There is the evidence this man had.  He couldn`t have gone home and told without that.  Verse 19 "go home to thy friends and tell them how great things the Lord hath done for thee."  This young man was going into the very village he had left, the very home he had forsaken.  There were those who would recall what he was like.  Verse 14 those who fed the swine had witnessed what had happened.  They went back to tell all and sundry what had happened in the wilderness.  People came out to see if what they said was true.  They found the man sitting clothed and in his right mind.  This was the evidence before them.  One time he was naked, one time he was tormented, cutting himself, abusing himself.  There was a peace in his heart.  Can you imagine the father and mother coming out to see him.  In Acts 16 Paul and Silas were in the prison house.  The old jailer came in and asked them "what must I do to be saved?"  Paul and Silas led him to salvation.  The jailer went back to his home and what a difference that home was now.  He had everything going against him but now his whole life had changed.  The children wanted to hear more about what had happened to him.  Paul and Silas went into that home and everyone in that home was baptised.  As a result when this man walked out of his home his life was in disarray.  That was the evidence of the change.  "If any man be in Christ he is a new creature."  Nothing else.  There is no growing into salvation but rather a stepping into it.  We grow in grace.  We are however changed.  The old things are passed away and all things have become new.

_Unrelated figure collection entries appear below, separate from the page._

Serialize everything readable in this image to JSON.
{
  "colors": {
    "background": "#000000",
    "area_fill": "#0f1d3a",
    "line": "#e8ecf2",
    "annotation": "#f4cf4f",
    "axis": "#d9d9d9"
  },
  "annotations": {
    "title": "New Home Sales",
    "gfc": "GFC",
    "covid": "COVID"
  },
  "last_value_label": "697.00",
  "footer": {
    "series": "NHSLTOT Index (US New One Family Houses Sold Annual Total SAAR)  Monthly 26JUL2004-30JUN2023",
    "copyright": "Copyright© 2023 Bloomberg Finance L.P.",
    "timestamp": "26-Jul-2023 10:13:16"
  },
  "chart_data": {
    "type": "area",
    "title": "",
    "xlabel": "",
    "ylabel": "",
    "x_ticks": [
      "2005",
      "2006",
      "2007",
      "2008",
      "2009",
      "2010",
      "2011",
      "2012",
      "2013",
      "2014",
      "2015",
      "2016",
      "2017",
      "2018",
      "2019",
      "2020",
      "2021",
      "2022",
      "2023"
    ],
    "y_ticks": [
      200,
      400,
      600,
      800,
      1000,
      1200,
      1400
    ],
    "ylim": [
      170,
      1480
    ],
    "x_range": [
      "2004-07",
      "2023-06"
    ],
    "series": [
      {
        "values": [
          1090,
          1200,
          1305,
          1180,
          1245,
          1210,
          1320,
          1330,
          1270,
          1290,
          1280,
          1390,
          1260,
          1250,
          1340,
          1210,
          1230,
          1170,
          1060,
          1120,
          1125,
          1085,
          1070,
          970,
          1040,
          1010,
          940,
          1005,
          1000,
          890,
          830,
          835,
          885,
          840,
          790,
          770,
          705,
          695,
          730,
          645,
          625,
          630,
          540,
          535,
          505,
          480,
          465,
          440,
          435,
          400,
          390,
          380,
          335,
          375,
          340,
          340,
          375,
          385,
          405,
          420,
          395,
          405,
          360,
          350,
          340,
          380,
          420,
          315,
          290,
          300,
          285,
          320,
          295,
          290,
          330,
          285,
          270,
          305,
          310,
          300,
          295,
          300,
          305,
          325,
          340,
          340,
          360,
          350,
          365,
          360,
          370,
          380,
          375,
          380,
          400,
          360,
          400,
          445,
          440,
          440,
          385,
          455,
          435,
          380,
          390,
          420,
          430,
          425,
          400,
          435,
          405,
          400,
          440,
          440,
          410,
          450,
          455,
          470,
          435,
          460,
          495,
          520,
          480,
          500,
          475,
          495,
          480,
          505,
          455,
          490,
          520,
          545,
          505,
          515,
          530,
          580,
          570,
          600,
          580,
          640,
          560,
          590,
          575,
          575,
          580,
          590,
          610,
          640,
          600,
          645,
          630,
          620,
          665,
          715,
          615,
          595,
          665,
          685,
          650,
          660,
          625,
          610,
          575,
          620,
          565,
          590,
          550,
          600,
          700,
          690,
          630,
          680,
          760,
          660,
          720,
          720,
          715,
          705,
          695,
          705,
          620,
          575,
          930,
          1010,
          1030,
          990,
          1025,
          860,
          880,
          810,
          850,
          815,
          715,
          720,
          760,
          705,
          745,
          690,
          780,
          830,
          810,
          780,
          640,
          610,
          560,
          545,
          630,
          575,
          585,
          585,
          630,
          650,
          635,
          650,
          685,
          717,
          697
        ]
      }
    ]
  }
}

The expresssion - verse 19.  Jesus said to this young man "go home and tell them."  It has got to be something personal.  A honest expression.  Not asked to explain it but tell. How could he ever tell how it had happened.  How could he ever go into the depths of it.  He never could.  He accepted it as it was.  That was enough.  The blind man in Luke 11.  The Lord gave him his sight back.  The Pharisees and religious leaders were up in arms.  They couldn`t understand what had happened.  He was chased and followed around the town.  They brought the parents in and questioned them.  The blind man looked into their eyes and said "listen, there is only one thing I know, once I was blind but now I see, don`t ask me to explain it, I have accepted it."  You cannot explain God`s salvation tonight.  Jesus shed his blood on Calvary for your sin.  A free gift for you.  He will save you if you only will accept it for yourself.